Ceci était déjà passablement fou. Mais voici qui l’est davantage. Les associés d’Ouvrard à Paris, surtout un certain Desprès tentèrent Napoléon en se chargeant de fournir des vivres à sa flotte, c’est-à-dire de le mettre à même d’accomplir sa grande folie.
Sur le gage incertain de ces piastres qui flottent en mer, et peut-être n’arriveront pas, ils obtiennent du ministre Barbé-Marbois d’être associés à la Banque de France, et, concurremment avec elle, de toucher, escompter de solides valeurs du Trésor. Barbé-Marbois, tout en reconnaissant le danger, y cède.
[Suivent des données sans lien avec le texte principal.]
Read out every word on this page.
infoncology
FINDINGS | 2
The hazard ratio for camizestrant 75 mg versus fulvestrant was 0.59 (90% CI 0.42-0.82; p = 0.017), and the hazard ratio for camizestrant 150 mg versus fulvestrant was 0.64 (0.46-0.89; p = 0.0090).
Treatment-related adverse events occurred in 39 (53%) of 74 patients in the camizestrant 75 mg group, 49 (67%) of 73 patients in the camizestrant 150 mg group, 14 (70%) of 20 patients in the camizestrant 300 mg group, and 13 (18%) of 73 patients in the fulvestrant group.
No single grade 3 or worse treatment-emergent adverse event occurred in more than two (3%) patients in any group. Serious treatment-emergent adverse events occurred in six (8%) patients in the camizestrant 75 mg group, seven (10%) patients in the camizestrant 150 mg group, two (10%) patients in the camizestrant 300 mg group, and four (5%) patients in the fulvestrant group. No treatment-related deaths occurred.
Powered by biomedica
Pourquoi ? Le principal auteur de la mesure est un homme sûr, de la clique dévote, un homme de Dieu, qui est assidu tous les jours à la messe de Saint-Roch[77].
[77] Barbé-Marbois, fort exact, pour ses commis, faisait lui-même, le matin, la revue de ses bureaux, et voyant Desprès absent pour une heure, sut qu’il allait en hâte à Saint-Roch entendre une messe. Cela lui inspira une confiance illimitée.
Là-dessus la défaite de Trafalgar arrive, arrête les piastres d’Amérique, et noie tout à la fois nos flottes et l’aventureuse Compagnie. Elle semble entraîner le Trésor avec elle. On s’étouffe aux bureaux, mais on n’est plus payé. Bonaparte, qui toujours a peur de Paris plus que du monde entier, entend d’Austerlitz ce petit tumulte et les ricanements de Londres. Après avoir bâclé la paix avec l’Autriche, et un semblant de paix avec la Prusse, il se hâte de revenir.
Il revient dans une grande colère. A l’instar des petits enfants qui crient plus que personne quand ils ont fait une sottise, il s’en prend de la sienne à tout le monde. Il chasse Barbé-Marbois et son homme de Dieu. Il rappelle Ouvrard d’Espagne, et prend aux associés de la Compagnie tout ce qu’ils ont. Pour n’être pas volé, il vole ; il les ruine. Cependant le nouveau ministre reconnaît que, sans eux, l’État aurait fait banqueroute, et qu’ils ont eu au moins le mérite d’avoir réduit d’un quart les traités usuraires que les receveurs généraux avaient obtenus de Bonaparte.
Celui-ci, au reste, après avoir donné un grand spectacle de fureur et fait craindre qu’Ouvrard ne fût fusillé, le voyant si calme, lui-même se calma ; il se contenta d’exiler quelques dames du noble faubourg qui, dit-on, avaient propagé la panique. Madame de Luynes, qui échappa par son immense fortune, fut punie davantage, humiliée, devint dame de Joséphine.
Bonaparte menaça la Banque d’Amsterdam et les Hope, qui sourirent. Tous leurs trésors sont volatiles.
Enfin, outré, il dit à Ouvrard : « Vous avez abaissé la royauté au niveau du commerce. »
On le déclare garant pour quatre-vingt-sept millions, et il ne sourcille pas.